11 avril 2019

L’inégalité se (dé)construit

Cet article est paru à l'origine dans le Peuple Valaisan.

Pourquoi le féminisme, mouvement qui prône l’égalité entre hommes et femmes, sonne aujourd’hui parfois comme un terme péjoratif et se trouve même utilisé comme une insulte ou un terme dénigrant ? Il a malheureusement perdu de son sens originel dans la bouche de certaines personnes, qui craignent peut-être de perdre leur statut et leurs droits, ou le voient comme une prise de pouvoir de la part des femmes, voire comme une volonté de rabaisser les hommes.

Le militantisme et la promotion des droits de chacun·e·s semblent malgré tout être un passage obligé, si l’on se réfère à certains faits historiques. Il nous paraîtrait aujourd’hui impensable de ne pas bénéficier des droits à l’éducation, au travail, au vote des femmes, à la contraception ou à l’avortement. Pourtant, la plupart d’entre eux n’ont été que difficilement et tardivement gagnés, en grande partie grâce à l’influence et à l’énergie du féminisme.
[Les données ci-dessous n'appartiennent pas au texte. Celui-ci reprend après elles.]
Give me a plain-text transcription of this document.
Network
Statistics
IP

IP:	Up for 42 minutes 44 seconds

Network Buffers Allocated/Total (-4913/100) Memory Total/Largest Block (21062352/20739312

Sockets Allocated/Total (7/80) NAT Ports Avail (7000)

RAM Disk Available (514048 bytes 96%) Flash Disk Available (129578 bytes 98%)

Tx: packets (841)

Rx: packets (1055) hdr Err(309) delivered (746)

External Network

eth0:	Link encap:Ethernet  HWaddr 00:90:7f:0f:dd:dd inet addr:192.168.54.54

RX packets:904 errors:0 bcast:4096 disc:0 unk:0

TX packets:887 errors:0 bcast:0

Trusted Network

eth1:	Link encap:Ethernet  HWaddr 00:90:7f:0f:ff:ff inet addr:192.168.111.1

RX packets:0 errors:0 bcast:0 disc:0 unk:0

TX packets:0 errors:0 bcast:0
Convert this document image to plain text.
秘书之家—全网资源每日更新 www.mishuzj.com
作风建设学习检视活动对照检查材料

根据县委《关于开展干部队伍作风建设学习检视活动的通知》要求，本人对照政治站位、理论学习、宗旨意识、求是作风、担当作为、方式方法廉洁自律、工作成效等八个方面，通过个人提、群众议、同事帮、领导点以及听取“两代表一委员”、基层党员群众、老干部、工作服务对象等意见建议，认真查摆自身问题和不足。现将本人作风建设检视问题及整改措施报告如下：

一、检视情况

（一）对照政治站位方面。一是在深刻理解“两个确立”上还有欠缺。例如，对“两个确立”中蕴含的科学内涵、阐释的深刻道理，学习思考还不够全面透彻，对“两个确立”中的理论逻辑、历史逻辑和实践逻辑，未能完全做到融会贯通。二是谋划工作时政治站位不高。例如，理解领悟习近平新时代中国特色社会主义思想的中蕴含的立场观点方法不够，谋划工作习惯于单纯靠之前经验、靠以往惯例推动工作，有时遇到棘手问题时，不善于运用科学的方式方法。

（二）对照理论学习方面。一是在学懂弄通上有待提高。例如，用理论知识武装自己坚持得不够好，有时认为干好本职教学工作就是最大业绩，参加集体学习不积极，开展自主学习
De nouvelles conquêtes cruciales restent encore à venir, mais les croyances associées aux genres sont aujourd’hui tellement ancrées dans notre manière de vivre que l’on peine à en repérer et en comprendre les dysfonctionnements. Nous sommes tou·te·s inconsciemment « formaté·e·s » dès notre plus jeune âge à développer certaines facultés, certains intérêts, à suivre un chemin quasiment déterminé par notre genre.

Même en tentant de sortir de ces carcans on découvre, désabusé·e·s, qu’une femme astronaute doit renoncer à sa mission parce qu’une agence aussi prestigieuse que la NASA ne peut pas lui fournir de combinaison « à sa taille ». Ce constat, presque risible, nous rappelle le manque d’anticipation et de considération accordé au fait qu’une femme puisse accéder à certains statuts et privilèges au sein de sa carrière. Anne McClain se retrouve ainsi limitée, pour la mission d’une vie, au cliché de la femme et de sa garde robe. Ce genre d’exemple, anodin pour certain·e·s, démontre le fonctionnement insidieux de notre société actuelle, qui n’est pas encore égalitaire.

À nos yeux, la quête d’égalité va (et se doit d’aller) dans les deux sens. Les acquis des un·e·s seront aussi ceux des autres. Ils participent au rééquilibrage des genres, au partage des responsabilités. Le congé paternité ou la reconnaissance d’un travail à temps partiel chez les hommes sont autant d’opportunités pour faire entendre leurs droits à exercer leurs responsabilités familiales, sans que cela n’empiète sur leur activité professionnelle. Visons des acquis communs, une entraide, plutôt que de la crainte et des bâtons dans les roues.